Daarnaast is, onder druk van toenemende
globalisering, de mate van concurrentie in
zowel product- als arbeidsmarkten
toegenomen(noot 2). Niettemin is het
huidige niveau van de lange rente moeilijk
te verklaren op basis van de gebruikelijke
determinanten. Alan Greenspan, voorzitter
van het beleidsbepalende comité van de
Amerikaanse Federal Reserve, betitelde het
lage niveau van de lange rente
recentelijk(noot 3)als een 'conundrum',
wat vrij vertaald kan worden als een
'breinpijniger'. Niettemin circuleert er
een aantal (deel)verklaringen.
Eén verklaring is, zoals gezegd, het
niveau van de inflatie en
inflatieverwachtingen.
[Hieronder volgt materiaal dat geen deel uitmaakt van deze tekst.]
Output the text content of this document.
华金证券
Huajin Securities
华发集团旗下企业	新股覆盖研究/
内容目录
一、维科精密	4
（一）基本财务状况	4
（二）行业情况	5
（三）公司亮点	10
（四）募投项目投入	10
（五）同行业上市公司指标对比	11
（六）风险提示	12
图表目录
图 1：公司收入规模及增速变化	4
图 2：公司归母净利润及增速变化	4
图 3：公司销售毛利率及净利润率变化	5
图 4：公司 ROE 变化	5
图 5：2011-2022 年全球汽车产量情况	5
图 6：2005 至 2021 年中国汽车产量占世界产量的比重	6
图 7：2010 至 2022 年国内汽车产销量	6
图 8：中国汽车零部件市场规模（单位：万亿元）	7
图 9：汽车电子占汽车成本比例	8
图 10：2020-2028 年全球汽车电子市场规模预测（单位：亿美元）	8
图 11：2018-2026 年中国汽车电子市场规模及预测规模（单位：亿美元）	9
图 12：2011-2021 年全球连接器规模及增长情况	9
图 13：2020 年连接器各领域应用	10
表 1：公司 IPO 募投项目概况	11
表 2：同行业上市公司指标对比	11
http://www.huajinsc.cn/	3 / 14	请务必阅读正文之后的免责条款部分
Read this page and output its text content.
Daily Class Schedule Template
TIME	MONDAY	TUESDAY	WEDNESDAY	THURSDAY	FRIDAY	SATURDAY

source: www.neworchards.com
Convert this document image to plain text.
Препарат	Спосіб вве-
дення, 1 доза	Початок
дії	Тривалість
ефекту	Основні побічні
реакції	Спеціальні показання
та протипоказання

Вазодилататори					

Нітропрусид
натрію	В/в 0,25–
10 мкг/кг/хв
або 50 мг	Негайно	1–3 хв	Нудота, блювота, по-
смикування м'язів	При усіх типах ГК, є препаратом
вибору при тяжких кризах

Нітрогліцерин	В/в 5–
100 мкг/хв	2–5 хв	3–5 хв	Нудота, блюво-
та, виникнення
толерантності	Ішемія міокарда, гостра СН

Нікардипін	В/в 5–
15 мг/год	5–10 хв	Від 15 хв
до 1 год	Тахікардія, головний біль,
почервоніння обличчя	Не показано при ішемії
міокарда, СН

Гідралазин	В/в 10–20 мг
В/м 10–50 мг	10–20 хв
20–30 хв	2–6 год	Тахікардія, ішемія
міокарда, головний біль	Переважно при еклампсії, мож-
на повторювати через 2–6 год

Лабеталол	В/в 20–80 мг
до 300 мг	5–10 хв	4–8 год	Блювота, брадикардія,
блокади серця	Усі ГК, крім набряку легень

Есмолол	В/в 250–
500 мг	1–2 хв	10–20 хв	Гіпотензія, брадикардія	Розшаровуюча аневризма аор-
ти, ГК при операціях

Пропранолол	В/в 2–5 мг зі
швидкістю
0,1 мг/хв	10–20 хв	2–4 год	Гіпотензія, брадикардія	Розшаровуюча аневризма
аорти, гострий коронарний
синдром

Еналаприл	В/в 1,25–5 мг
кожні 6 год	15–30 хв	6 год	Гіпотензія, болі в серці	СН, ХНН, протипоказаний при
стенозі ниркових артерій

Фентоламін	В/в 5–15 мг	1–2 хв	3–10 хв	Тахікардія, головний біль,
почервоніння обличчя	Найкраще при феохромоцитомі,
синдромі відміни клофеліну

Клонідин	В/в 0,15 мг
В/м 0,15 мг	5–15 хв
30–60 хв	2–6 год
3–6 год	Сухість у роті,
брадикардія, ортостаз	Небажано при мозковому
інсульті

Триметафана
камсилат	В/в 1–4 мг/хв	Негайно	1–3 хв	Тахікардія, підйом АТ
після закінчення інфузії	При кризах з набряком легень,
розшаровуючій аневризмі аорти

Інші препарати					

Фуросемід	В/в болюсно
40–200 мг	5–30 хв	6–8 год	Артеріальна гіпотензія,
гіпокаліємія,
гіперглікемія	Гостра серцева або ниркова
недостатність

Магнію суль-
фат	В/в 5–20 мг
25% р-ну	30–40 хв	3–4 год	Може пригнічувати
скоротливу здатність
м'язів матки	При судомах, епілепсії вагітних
Deze hebben zich,
mede door geloofwaardig monetair beleid
zowel aan deze als aan de overkant van de
Atlantische oceaan gestabiliseerd op een
laag niveau. Ook de reële lange rente
bevindt zich echter op een historisch laag
niveau (grafiek 3). Zowel in de Verenigde
Staten als het eurogebied was de reële
lange rente in 1980 voor het laatst op het
huidige niveau. Ook veranderingen in de
zogenoemde yieldcurve - het verschil
tussen de lange en de korte rente - in de
Verenigde Staten lijken moeilijk te rijmen
met het beloop van inflatieverwachtingen.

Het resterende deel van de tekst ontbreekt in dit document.